Check out Kelley Weaver’s recent Huffington Post!
In 1906, Sir Francis Galton (a cousin to Charles Darwin) asked 800 people at a country fair in England to guess the weight of a cow. A lot of people guessed way too high or way too low, but when Galton averaged the guesses out, he found that the crowd as a whole was spot-on: the mean of all the guesses was 1197 pounds, the exact weight of the cow.
Thus began the field of collective intelligence, or the study of the wisdom of crowds. The fact that crowds collectively can make better decisions than individuals – even expert individuals – remained a fairly obscure area of knowledge until the age of the internet. The internet made it easier to form ad hoc groups, and to poll them. In 2016, a reporter challenged a web-based crowd intelligence platform to do the impossible: predict which horses would come first, second, third, and fourth in the Kentucky Derby. As in Galton’s experiment, the crowd’s predictions were perfect, and the reporter won $10,842 on a $20 bet.
Harbour is an organization that is applying the wisdom of the crowd to solve a real-world problem: making sense of the complex and chaotic landscape of cryptocurrency.
Cryptocurrency was invented in 2009 when someone put a paper on the web called Bitcoin: A peer-to-peer electronic cash system, and signed it ‘Satoshi Nakamoto’. The few people who paid attention to such things were blown away by Bitcoin, which decisively solved some very hard technical problems that had stumped computer scientists for decades, and hailed it as the most important innovation since the web. The rest of the world mostly ignored it. It was really just three months ago that the capitalists of the world realized that the specialists are right, these cryptocurrencies do change everything. They started throwing money at them, and about $0.1 trillion appeared out of thin air in three months.
Unlike centralized app stores, where the money goes exclusively towards lining the pockets of the store owner, cryptocurrencies are, as Satoshi Nakamoto said, peer-to-peer.
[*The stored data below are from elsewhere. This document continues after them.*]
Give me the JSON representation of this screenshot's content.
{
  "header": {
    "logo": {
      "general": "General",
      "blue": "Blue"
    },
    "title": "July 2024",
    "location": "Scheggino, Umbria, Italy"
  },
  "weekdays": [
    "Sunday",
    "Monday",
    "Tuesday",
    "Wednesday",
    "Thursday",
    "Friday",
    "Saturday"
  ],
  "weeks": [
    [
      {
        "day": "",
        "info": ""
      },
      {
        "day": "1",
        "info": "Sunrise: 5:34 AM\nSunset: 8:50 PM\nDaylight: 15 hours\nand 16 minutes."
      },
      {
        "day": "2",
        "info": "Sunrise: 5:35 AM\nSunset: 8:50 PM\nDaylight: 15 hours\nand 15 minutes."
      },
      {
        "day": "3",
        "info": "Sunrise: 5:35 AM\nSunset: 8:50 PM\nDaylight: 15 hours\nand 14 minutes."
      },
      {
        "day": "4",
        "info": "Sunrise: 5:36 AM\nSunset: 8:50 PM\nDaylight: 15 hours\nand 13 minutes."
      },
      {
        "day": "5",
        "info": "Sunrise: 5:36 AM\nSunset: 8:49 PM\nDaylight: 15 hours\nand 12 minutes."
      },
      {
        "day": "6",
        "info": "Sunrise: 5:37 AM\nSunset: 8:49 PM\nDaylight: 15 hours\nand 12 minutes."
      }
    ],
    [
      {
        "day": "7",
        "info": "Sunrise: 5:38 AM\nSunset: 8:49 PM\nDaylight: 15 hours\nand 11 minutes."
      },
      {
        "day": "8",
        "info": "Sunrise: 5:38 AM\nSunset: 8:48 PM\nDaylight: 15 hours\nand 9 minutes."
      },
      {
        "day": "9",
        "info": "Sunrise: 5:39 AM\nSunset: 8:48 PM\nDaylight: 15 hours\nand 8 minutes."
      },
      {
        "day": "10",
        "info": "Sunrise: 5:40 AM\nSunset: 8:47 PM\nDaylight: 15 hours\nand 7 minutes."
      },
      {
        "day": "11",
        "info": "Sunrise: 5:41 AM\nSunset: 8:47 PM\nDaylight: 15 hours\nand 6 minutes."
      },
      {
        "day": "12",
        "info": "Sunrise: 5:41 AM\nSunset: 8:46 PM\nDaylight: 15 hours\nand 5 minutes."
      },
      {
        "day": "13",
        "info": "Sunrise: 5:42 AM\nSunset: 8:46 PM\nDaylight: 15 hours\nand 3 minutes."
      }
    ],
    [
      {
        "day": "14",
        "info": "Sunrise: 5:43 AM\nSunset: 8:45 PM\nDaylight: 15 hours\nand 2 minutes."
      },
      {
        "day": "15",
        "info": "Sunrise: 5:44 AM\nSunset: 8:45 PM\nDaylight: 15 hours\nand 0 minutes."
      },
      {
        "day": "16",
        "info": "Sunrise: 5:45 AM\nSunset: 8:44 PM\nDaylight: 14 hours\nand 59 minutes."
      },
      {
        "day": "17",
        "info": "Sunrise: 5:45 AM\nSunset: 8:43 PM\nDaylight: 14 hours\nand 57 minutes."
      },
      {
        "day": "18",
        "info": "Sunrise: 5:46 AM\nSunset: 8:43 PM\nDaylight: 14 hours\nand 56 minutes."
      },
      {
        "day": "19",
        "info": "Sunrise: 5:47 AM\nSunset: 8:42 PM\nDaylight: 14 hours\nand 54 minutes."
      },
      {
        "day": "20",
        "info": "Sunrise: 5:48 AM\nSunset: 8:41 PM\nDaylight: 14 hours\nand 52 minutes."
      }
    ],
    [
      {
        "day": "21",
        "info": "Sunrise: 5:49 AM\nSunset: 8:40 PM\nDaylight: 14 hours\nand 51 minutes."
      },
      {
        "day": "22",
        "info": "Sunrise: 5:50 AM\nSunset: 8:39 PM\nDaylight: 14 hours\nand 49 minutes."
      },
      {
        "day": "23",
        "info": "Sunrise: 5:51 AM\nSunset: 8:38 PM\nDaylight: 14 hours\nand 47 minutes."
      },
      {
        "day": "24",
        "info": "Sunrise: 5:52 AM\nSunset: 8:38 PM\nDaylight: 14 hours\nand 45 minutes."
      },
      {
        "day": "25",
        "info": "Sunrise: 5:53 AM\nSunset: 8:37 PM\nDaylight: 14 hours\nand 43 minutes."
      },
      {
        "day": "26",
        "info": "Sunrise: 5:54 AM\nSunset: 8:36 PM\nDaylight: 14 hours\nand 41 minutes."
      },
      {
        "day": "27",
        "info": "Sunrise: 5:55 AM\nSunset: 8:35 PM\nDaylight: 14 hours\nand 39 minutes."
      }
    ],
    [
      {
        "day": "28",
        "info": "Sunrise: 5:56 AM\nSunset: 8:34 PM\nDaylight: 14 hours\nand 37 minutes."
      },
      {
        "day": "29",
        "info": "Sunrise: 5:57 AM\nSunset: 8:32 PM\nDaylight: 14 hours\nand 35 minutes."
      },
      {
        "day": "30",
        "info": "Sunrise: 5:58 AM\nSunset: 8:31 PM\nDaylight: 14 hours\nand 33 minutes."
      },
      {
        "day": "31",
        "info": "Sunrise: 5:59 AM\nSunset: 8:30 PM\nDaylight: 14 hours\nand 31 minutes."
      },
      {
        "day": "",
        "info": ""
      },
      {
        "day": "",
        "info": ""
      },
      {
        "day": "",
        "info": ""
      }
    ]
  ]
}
We can own a bit of the apps that run in this decentralized system. It’s a radical blend of capitalism and democracy that is fundamentally different from anything we’ve seen before.
Emboldened by the wave of capital flooding into cryptocurrency, start-ups are springing up like mushrooms, funding themselves with Initial Coin Offerings (ICOs) – a new fundraising mechanism where they mint a digital token and offer it to anyone who wants a piece of the pie.
This is an opportunity, and a fundamental shift in the way business is done, but it’s also far too confusing for one person to navigate. There are over 800 cryptocurrencies, with new ones appearing all the time, a number of scams, and a lot of uninformed people offering bad advice on social media.
Harbour proposes making sense of this chaos in the same way that the crowd figured out the weight of that cow: using collective decision-making to choose which cryptographic tokens to buy, sell, and hold. Their ICO, starting on August 1st, gives people the chance to get on board with their DAO, a collective for holding and managing cryptographic tokens.
DAO stands for Decentralized Autonomous Organization, and also plays nicely on the Chinese word ‘Dao’, the philosophical ideal of Zhuangzi, who said, “There is no governor anywhere”. It is a new kind of organizational structure, allowing holders of Harbour’s token to vote on the decisions it makes, receive a share of the assets it holds, and even change the rules that govern it.
The DAO fits naturally with the internet, a fundamentally decentralized network which has always been – to put it bluntly – pro-collaboration and anti-authority, receptive to the natural, non-imposed order expressed in The Declaration of Independence of Cyberspace and the Hacker ethic of internet prehistory which said, “mistrust authority; promote decentralization”.
What makes Harbour interesting is that they are applying the principle of decentralization from top to bottom: decentralized ownership of the DAO, decentralized decision-making of crowd-wisdom, peer-to-peer cryptocurrency, and decentralized fundraising in their ICO.